The Japanese government bond market is sounding its loudest alarm in 27 years. On March 23, 2026, the 10-year Japanese government bond yield rose 6 basis points to 2.32%, nearing the 1999 January high; the 5-year yield also climbed 5 basis points to 1.72%, just shy of its all-time high since issuance. While these figures look like technical data, the underlying driver is a geopolitical bomb that could explode at any moment.

73.7% — Japan’s Energy Lifeline Tied to a Strait

Most market participants focus on the US Treasury yields (10-year at 4.40%), but underestimate the asymmetry of this impact on Japan. Of Japan’s crude oil imports, 73.7% are transported via the Strait of Hormuz.

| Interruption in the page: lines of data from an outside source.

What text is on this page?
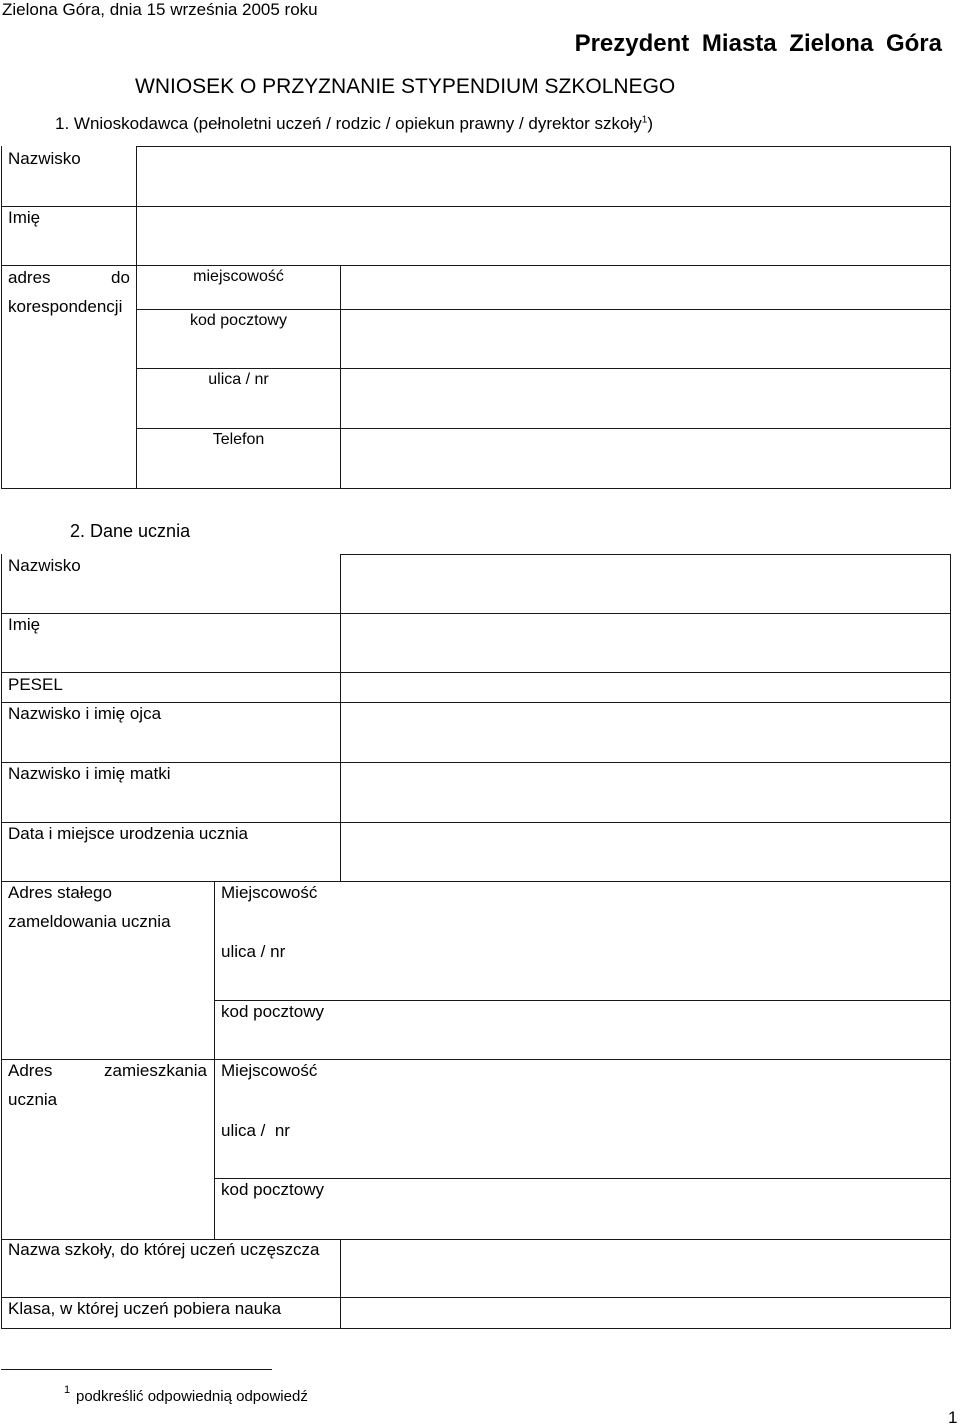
Zielona Góra, dnia 15 września 2005 roku
Prezydent Miasta Zielona Góra
WNIOSEK O PRZYZNANIE STYPENDIUM SZKOLNEGO
1. Wnioskodawca (pełnoletni uczeń / rodzic / opiekun prawny / dyrektor szkoły$^1$)
Nazwisko
Imię
adres	do
korespondencji
miejscowość
kod pocztowy
ulica / nr
Telefon
2. Dane ucznia
Nazwisko
Imię
PESEL
Nazwisko i imię ojca
Nazwisko i imię matki
Data i miejsce urodzenia ucznia
Adres stałego
zameldowania ucznia
Miejscowość
ulica / nr
kod pocztowy
Adres	zamieszkania
ucznia
Miejscowość
ulica /  nr
kod pocztowy
Nazwa szkoły, do której uczeń uczęszcza
Klasa, w której uczeń pobiera nauka
1 podkreślić odpowiednią odpowiedź
1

Last week, Trump issued a 48-hour ultimatum to Iran, demanding the Strait be opened; otherwise, he threatened to bomb power plants. The deadline expires tonight in New York time. Oil prices have already surged past $97 per barrel.

If the strait is truly blocked, Europe and North America can diversify risk via the North Atlantic route, but Japan cannot. This structural energy dependence makes the geopolitical conflict’s impact on Japan’s inflation transmission much faster and more severe than in other developed economies.

The BOJ’s Dilemma: Rate Hike or Pause — Both Are Wrong

The Bank of Japan faces a no-win choice. Current inflation is “cost-push”—not driven by wage-led demand, but by passive increases in energy import costs. The BOJ has been waiting for “demand-pull” inflation to justify a rate hike; however, the oil shock has disrupted this rhythm.

Raising rates can curb inflation expectations but will further weaken the fragile economic recovery; pausing to preserve growth risks letting inflation expectations spiral out of control. The BOJ maintains its policy rate unchanged, but markets are already pricing in future rate hikes—this expectation is beginning to influence global capital flows.

Lessons from the Crypto Market: August 2024’s Memory Still Fresh

For crypto markets, the danger of rising Japanese yields isn’t the yields themselves but the chain reaction they trigger. The mechanism: rising Japanese yields → reversal of yen carry trades → forced liquidation of risk assets → crypto assets like BTC bear the brunt.

This is not just theory. On “Black Monday,” August 5, 2024, the surge in Japanese yields triggered a massive unwind, with BTC plunging over 15% in a single day and global crypto market cap evaporating billions. Back then, yields were much lower than today.

The environment now is even more complex: US 10-year yields are at 4.40%, and both US and Japanese yields are rising simultaneously, indicating a global liquidity tightening. Morgan Stanley forecasted USD/JPY to fall to 140 by early 2026; if yen appreciation materializes, the repatriation of yen-denominated assets will further pressure emerging markets and risk assets. In this liquidity-tightening environment, BTC remains the most sensitive indicator.

Tonight’s Expiry: Markets Hold Their Breath

The 48-hour ultimatum expires tonight. Three scenarios are being priced in simultaneously: Iran compromises and opens the strait (oil prices fall, tensions ease), US-Iran negotiations continue with uncertainty (volatility persists), or the US takes military action (oil prices spike past $100, Japan’s inflation accelerates, carry trades reverse rapidly).

Data shows that Japanese yields are already at a 27-year high, and market tolerance is thinner than it appears. The lesson from August 2024 is clear: when Japan’s alarm sounds, crypto markets are often the first to receive the warning.